Ich persönlich mag auch die leider inzwischen fest etablierte Mode nicht, ein Dutzend Handlungsstränge in den Raum zu stellen und allmählich miteinander zu verflechten. Als Autorin trete ich weder als Quizmaster noch als Gedächtnistrainer an, sondern möchte meine Leser erfreuen und unterhalten. Aber, wie gesagt, das ist meine persönliche Auffassung.
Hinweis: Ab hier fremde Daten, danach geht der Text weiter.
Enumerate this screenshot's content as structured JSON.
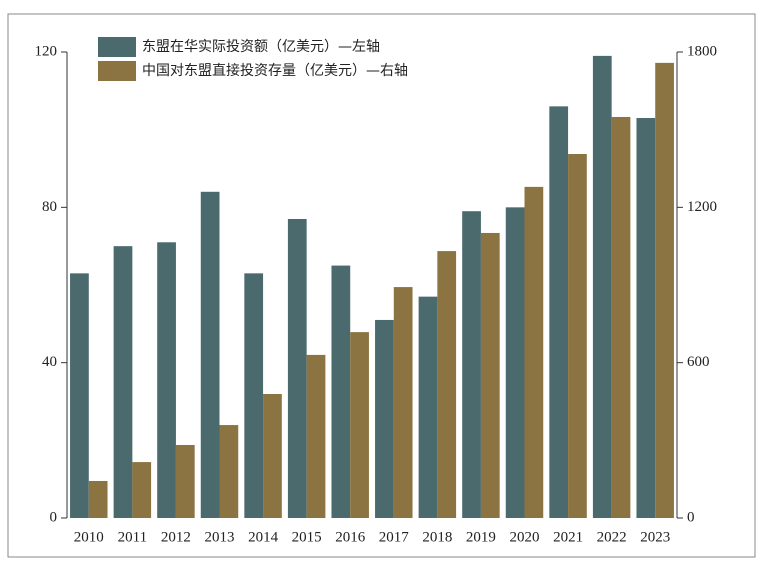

Hat man sich erst einmal hineingefunden, baut sich ein professioneller Spannungsbogen auf, und man möchte einfach immer weiterlesen.
Die vielschichtigen Charaktere geben dem Roman seine besondere Tiefe; die Autorin verfügt über eine bewundernswerte Menschenkenntnis. Besonders beeindruckend sind die psychologisch meisterhaft gezeichneten Heranwachsenden. Trotz der Deklarierung „für Erwachsene“ habe ich den heimlichen Verdacht, dass Rowling beim Schreiben doch eher den jugendlichen Leser im Hinterkopf hatte – obwohl das Buch nicht jugendfrei ist. In zwei Szenen beschreibt sie übrigens „Webseiten hacken“ und „Fixen“ für Anfänger. Beängstigend realistisch und detailliert wird menschliches Elend geschildert, die Autorin ist nicht zimperlich. Das Buch ist wie das wirkliche Leben – vielschichtig und kompliziert. Literatur aber liebt einen klaren Plot, einen überschaubaren Personenkreis und eine Handlung, der man ohne Gehirnakrobatik folgen kann.
Die Protagonisten haben Persönlichkeit und Substanz, sind klar gezeichnet und treffend beschrieben. Sie werden zu guten Bekannten - man könnte sie fast liebgewinnen, wenn sie denn liebenswert wären. Als ich mich zwei Tage mit „Ein plötzlicher Todesfall“ beschäftigt hatte, verfolgten sie mich sogar bis ins Bett, und ich überlegte ernsthaft, das Buch nicht weiterzulesen. Am nächsten Tag entschied ich mich allerdings anders.

Die „sprechenden“ Namen erschienen mir, ehrlich gesagt, ein wenig kindisch. Krystal ist die Tochter einer drogensüchtigen Prostituierten. Sie war jedoch Fairbrothers Lieblingsschützling und ist tatsächlich ein ungeschliffener Edelstein. Genaugenommen ist sie, die Schlägerin und Schlampe, die einzige Figur mit Charakter. Mit Fairbrother verliert sie die einzige Person, der sie vertraut, und es kommt zur Katastrophe.
Bei einem solchen Lesestoff erwartet man kein Happy End. Trotzdem empfand ich das Ende, das die Autorin gewählt hat, als extrem unbefriedigend.